Resistencia crítica / 2
Los juegos de poder en que se ha convertido hoy la política y la reducción de la democracia a contiendas electorales ha hecho de la búsqueda del máximo común denominador, más allá de partidos y de programas, la regla de oro de la vida pública. Se trata de ensanchar cuanto se pueda el espectro de votantes potenciales, olvidándose de tradiciones políticas y saltándose antagonismos ideológicos, para asegurar el triunfo en las urnas de la posición en la que se milita. Su propósito no es el de imponer nuestras ideas ni reforzar nuestra opción doctrinal, sino directamente el de conquistar el poder para nuestro partido y dentro de él para nuestro grupo, es decir, para que nosotros mandemos.
El obstáculo en Francia y España es el impreciso perfil diferencial de derecha e izquierda
Para ello hay que teñir al socialismo de liberalismo y los liberales tienen que condimentar su ideario de siempre con especias sociales con las que cocinar un guiso común, el social-liberalismo del que todos puedan servirse. Este pandemónium de credos y confusiones, dignificado con la irrechazable designación de pensamiento único y bendecido por la practica curalotodo del consenso disuelve la derecha y la izquierda y produce el milagro del centro, que todos aceptan aunque sirva de bien poco.
El año 2008 con todas las elecciones que se anuncian en Europa y en América podría ser una buena oportunidad de clarificación y de pedagogía. Pues como nos señalaba hace ya 50 años Maurice Duverger, el ejercicio electoral, aparte de dotarnos de gobernantes, nos ayuda a conocer y a evaluar periódicamente el funcionamiento político de nuestras sociedades. Pero no parece que vaya a suceder así en las próximas consultas, ni en Francia ni en España, que son los países que vivo más de cerca. El gran obstáculo en ambos, como acaba de señalarse, es el del oscuro e impreciso perfil diferencial de los dos grandes polos, derecha e izquierda, con las alineaciones partidistas y electorales que a uno y otro se agregan.

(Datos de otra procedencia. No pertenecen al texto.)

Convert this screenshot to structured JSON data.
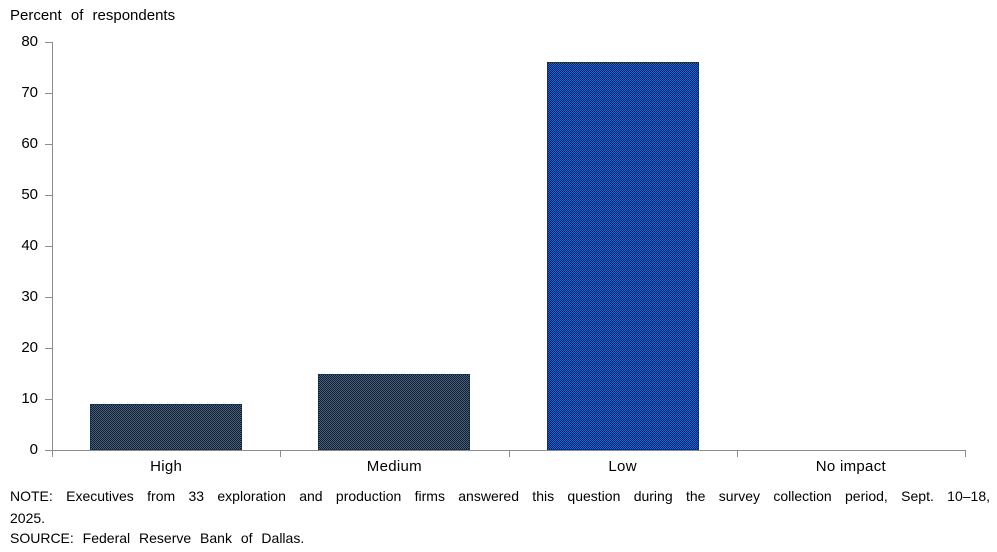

En Francia la casi total desaparición del Partido Comunista, excepto en el ámbito local; la dramática dilución de los Verdes; el retroceso de la formación trotskista de Arlette Laguillier, la acefalia en personas y pensamiento del Partido Socialista francés y la confirmación de que la traca de François Bayrou no da para más, deja a la izquierda desarbolada desde su extremo radical a sus connivencias centristas. Olivier Besancenot, aunque criado en el serrallo del trotskismo, heredero y sucesor de Alain Krivine, comienza a aparecer hoy como una alternativa posible de la izquierda francesa en su conjunto, gracias a su seducción política personal y a sus brillantes prestaciones televisivas.
El joven líder, apenas en la treintena, de una izquierda a secas, como le gusta decir a él, ni radical ni extrema, apuesta por otro tipo de política, fuera de la pipolización y del capitalismo para la que todo son trampas, dinero y lentejuelas. Lo que postula es otro modo de hacer política desde la verdad; otro modelo de sociedad en la que los ricos y sus empresas no cabalguen tan a caballo de los pobres; otra organización económica cuyo funcionamiento no exija el total desbaratamiento del clima con la devastación del planeta y en el que el desarrollo tecnológico y el acrecentamiento de la riqueza no se traduzcan automáticamente en aumento de la desigualdad.
Se indigna de que los Estados creen sus presupuestos a costa de los trabajadores y de la producción de armas (pequeñas y de destrucción masiva); reclama que se ponga fin a las grandes disputas geopolíticas Irán / Afganistán-USA, Israel-Palestina, Kosovo-Serbia y otras, cuyo riesgo de extensión y generalización es muy grande, y que se impidan y controlen las crisis humanitarias responsables de tantos muertos entre la población civil; postula un tratamiento de la inmigración y de los movimientos de personas más racional y más justo; rechaza la intervención de las religiones, hoy sobre todo islamismo y catolicismo, en la vida política de los países y la urgencia de acabar con su sectarismo civil y con la radicalización que conllevan directa e indirectamente, para las identidades nacionales y comunitarias.
El catálogo de objetivos que nos presenta Besancenot quedaría cojo sin la refundación de una democracia que frente a autoritarismos y populismos haga imposible la disociación de libertad y justicia social. Cuando el presidente, Nicolas Sarkozy, en su última conferencia de prensa, utiliza la potente propuesta de una política de civilización de Edgar Morin para esquivar sus compromisos en relación con el nivel de vida, se comporta, diría Besancenot, como un malversador político. Ahora que tenemos a mano las elecciones generales, ¿no podría la izquierda real lanzar en España a un joven, hombre o mujer, agitador político como él?